Do you have your nativity scene up?

Sometimes it’s called a crèche, a manger scene, a Christmas crib, or Christ’s nursery. Either way, it is the depiction of the birth of Christ in the stable at Bethlehem. It is usually made of statues but there are places that have a “living nativity” with actual people!

The minimum is the “holy family”: Mary, Joseph, and the infant Jesus. To that can be added angels, shepherds, farm animals and, of course, the wise men with their gifts.

The central figure of the nativity scene, apart from Jesus, is Mary, his mother. She is always close to Jesus; never standing. She is also usually wearing blue; either a blue robe or a blue scarf around her head.

Why blue? (Thank you for asking!)

Not surprisingly, most colors have biblical, liturgical, or theological significance. Blue has recently begun to replace purple as the color of Advent because blue represents hope.
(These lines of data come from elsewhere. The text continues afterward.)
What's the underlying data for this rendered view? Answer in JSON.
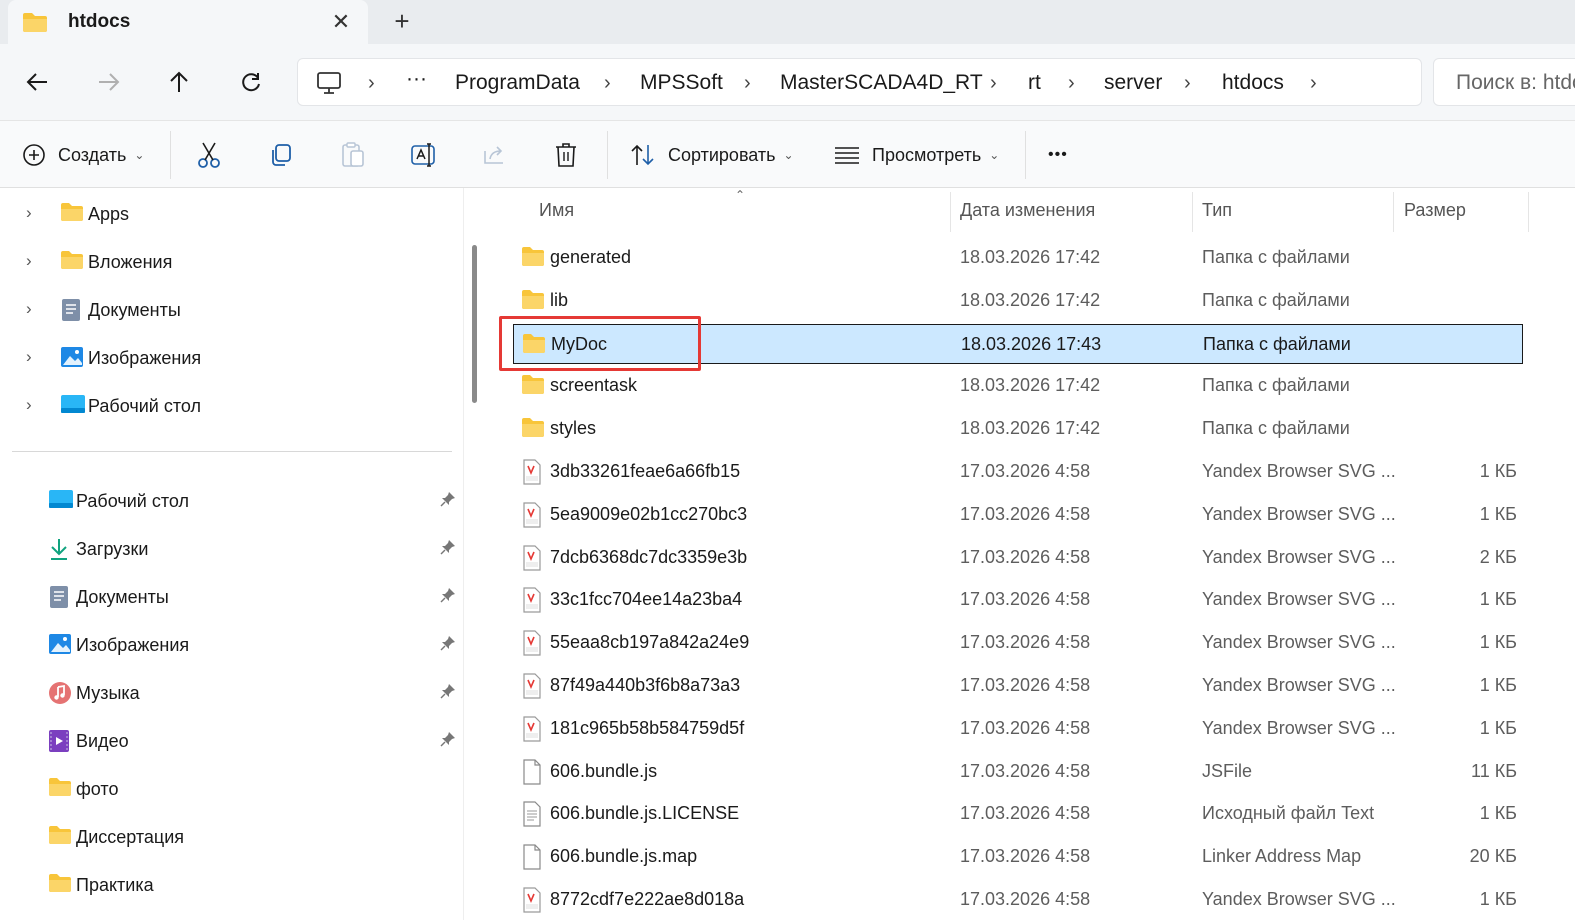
{
  "tab": {
    "title": "htdocs",
    "close": "✕",
    "new_tab": "+"
  },
  "nav_buttons": {
    "back": "back",
    "forward": "forward",
    "up": "up",
    "refresh": "refresh"
  },
  "breadcrumb": {
    "ellipsis": "···",
    "items": [
      "ProgramData",
      "MPSSoft",
      "MasterSCADA4D_RT",
      "rt",
      "server",
      "htdocs"
    ]
  },
  "search": {
    "placeholder": "Поиск в: htdocs"
  },
  "toolbar": {
    "create_label": "Создать",
    "sort_label": "Сортировать",
    "view_label": "Просмотреть",
    "more_label": "•••"
  },
  "nav_tree": [
    {
      "label": "Apps",
      "icon": "folder-icon"
    },
    {
      "label": "Вложения",
      "icon": "folder-icon"
    },
    {
      "label": "Документы",
      "icon": "documents-icon"
    },
    {
      "label": "Изображения",
      "icon": "pictures-icon"
    },
    {
      "label": "Рабочий стол",
      "icon": "desktop-icon"
    }
  ],
  "quick_access": [
    {
      "label": "Рабочий стол",
      "icon": "desktop-icon",
      "pinned": true
    },
    {
      "label": "Загрузки",
      "icon": "download-icon",
      "pinned": true
    },
    {
      "label": "Документы",
      "icon": "documents-icon",
      "pinned": true
    },
    {
      "label": "Изображения",
      "icon": "pictures-icon",
      "pinned": true
    },
    {
      "label": "Музыка",
      "icon": "music-icon",
      "pinned": true
    },
    {
      "label": "Видео",
      "icon": "video-icon",
      "pinned": true
    },
    {
      "label": "фото",
      "icon": "folder-icon",
      "pinned": false
    },
    {
      "label": "Диссертация",
      "icon": "folder-icon",
      "pinned": false
    },
    {
      "label": "Практика",
      "icon": "folder-icon",
      "pinned": false
    }
  ],
  "columns": {
    "name": "Имя",
    "date": "Дата изменения",
    "type": "Тип",
    "size": "Размер"
  },
  "files": [
    {
      "name": "generated",
      "date": "18.03.2026 17:42",
      "type": "Папка с файлами",
      "size": "",
      "icon": "folder-icon"
    },
    {
      "name": "lib",
      "date": "18.03.2026 17:42",
      "type": "Папка с файлами",
      "size": "",
      "icon": "folder-icon"
    },
    {
      "name": "MyDoc",
      "date": "18.03.2026 17:43",
      "type": "Папка с файлами",
      "size": "",
      "icon": "folder-icon",
      "selected": true
    },
    {
      "name": "screentask",
      "date": "18.03.2026 17:42",
      "type": "Папка с файлами",
      "size": "",
      "icon": "folder-icon"
    },
    {
      "name": "styles",
      "date": "18.03.2026 17:42",
      "type": "Папка с файлами",
      "size": "",
      "icon": "folder-icon"
    },
    {
      "name": "3db33261feae6a66fb15",
      "date": "17.03.2026 4:58",
      "type": "Yandex Browser SVG ...",
      "size": "1 КБ",
      "icon": "svg-file-icon"
    },
    {
      "name": "5ea9009e02b1cc270bc3",
      "date": "17.03.2026 4:58",
      "type": "Yandex Browser SVG ...",
      "size": "1 КБ",
      "icon": "svg-file-icon"
    },
    {
      "name": "7dcb6368dc7dc3359e3b",
      "date": "17.03.2026 4:58",
      "type": "Yandex Browser SVG ...",
      "size": "2 КБ",
      "icon": "svg-file-icon"
    },
    {
      "name": "33c1fcc704ee14a23ba4",
      "date": "17.03.2026 4:58",
      "type": "Yandex Browser SVG ...",
      "size": "1 КБ",
      "icon": "svg-file-icon"
    },
    {
      "name": "55eaa8cb197a842a24e9",
      "date": "17.03.2026 4:58",
      "type": "Yandex Browser SVG ...",
      "size": "1 КБ",
      "icon": "svg-file-icon"
    },
    {
      "name": "87f49a440b3f6b8a73a3",
      "date": "17.03.2026 4:58",
      "type": "Yandex Browser SVG ...",
      "size": "1 КБ",
      "icon": "svg-file-icon"
    },
    {
      "name": "181c965b58b584759d5f",
      "date": "17.03.2026 4:58",
      "type": "Yandex Browser SVG ...",
      "size": "1 КБ",
      "icon": "svg-file-icon"
    },
    {
      "name": "606.bundle.js",
      "date": "17.03.2026 4:58",
      "type": "JSFile",
      "size": "11 КБ",
      "icon": "blank-file-icon"
    },
    {
      "name": "606.bundle.js.LICENSE",
      "date": "17.03.2026 4:58",
      "type": "Исходный файл Text",
      "size": "1 КБ",
      "icon": "text-file-icon"
    },
    {
      "name": "606.bundle.js.map",
      "date": "17.03.2026 4:58",
      "type": "Linker Address Map",
      "size": "20 КБ",
      "icon": "blank-file-icon"
    },
    {
      "name": "8772cdf7e222ae8d018a",
      "date": "17.03.2026 4:58",
      "type": "Yandex Browser SVG ...",
      "size": "1 КБ",
      "icon": "svg-file-icon"
    }
  ],
  "colors": {
    "selection_bg": "#cce8ff",
    "highlight_border": "#e53935",
    "folder": "#f8c53a",
    "accent": "#0067c0"
  }
}
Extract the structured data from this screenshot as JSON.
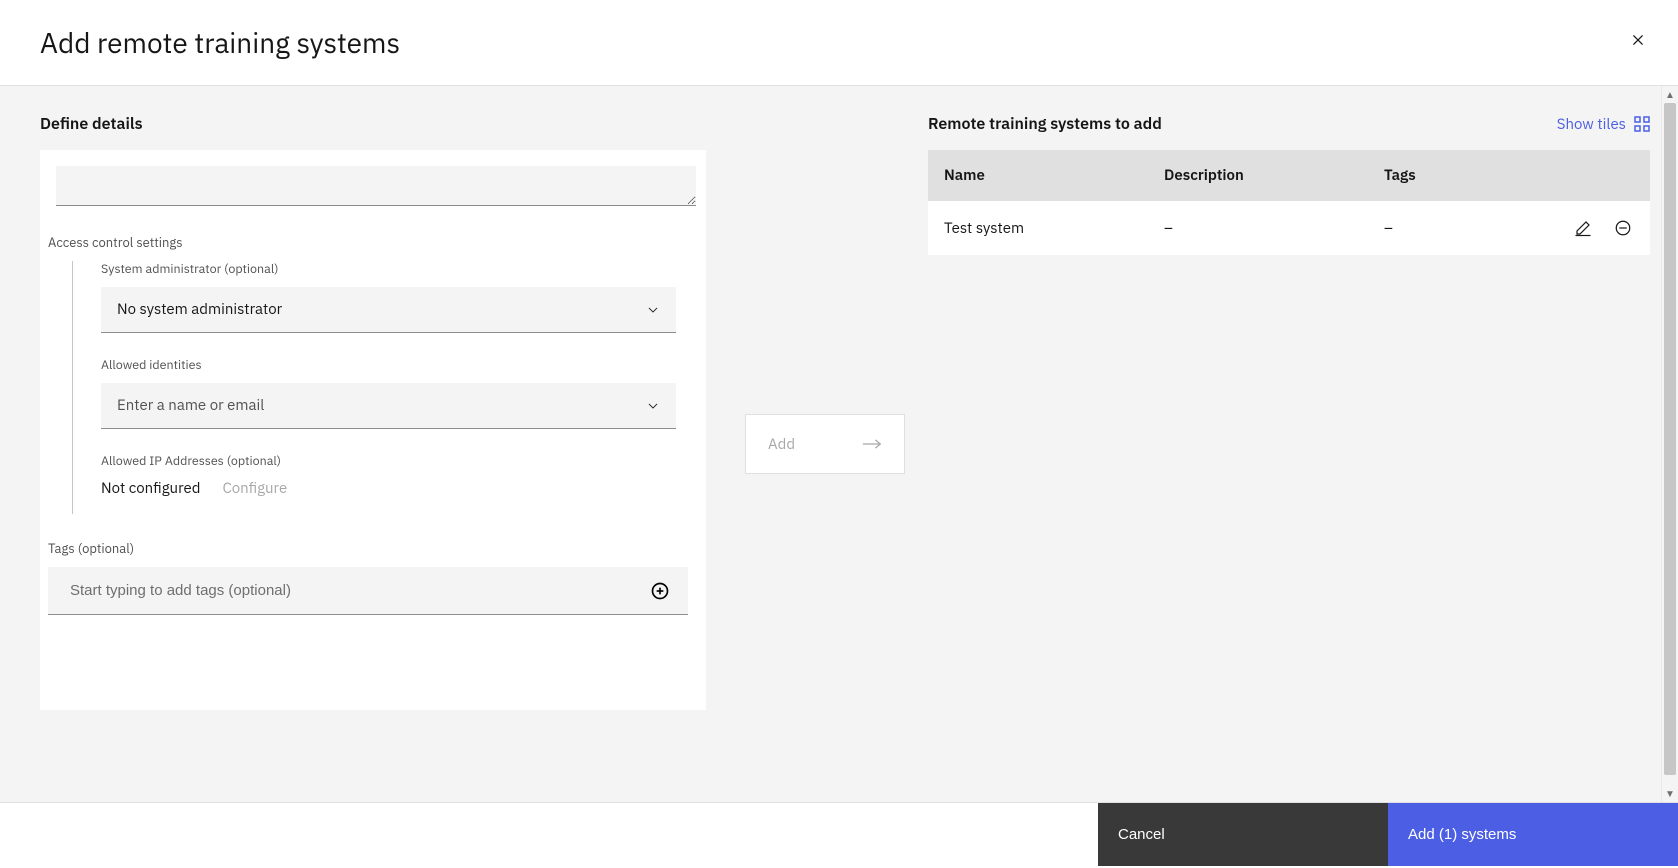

This is a recent development, however, so doesn’t fully explain Mary’s depictions in blue which go back centuries.

In the Book of Numbers it reads that the Levites are to “spread over [the Ark of the Covenant] a cloth all of blue” (4:6). If we consider that the Ark carries within it the presence of God, then Mary is the “New Ark” who carries within her the Christ-child.

Blue, in Christian art, is the color of heaven. Red often symbolizes humanity (i.e. blood). This is why Mary is sometimes depicted wearing a red outer robe with a blue inner garment; meaning that within her humanity is wrapped the divinity of Christ.

In short, Mary is the one who conveys heaven to earth through the birth of Christ which is why she is so often shown wearing blue in one form or another.

I like the idea of blue not only for Mary but for everyone who takes their faith seriously. After all, Jesus said “The kingdom of God is within you” (Luke 17:21). Heaven is within you. God is within you. Consequently, blue is your color!

It is a great way to remind yourself of your divine origins not only during Advent and Christmas, but throughout the year.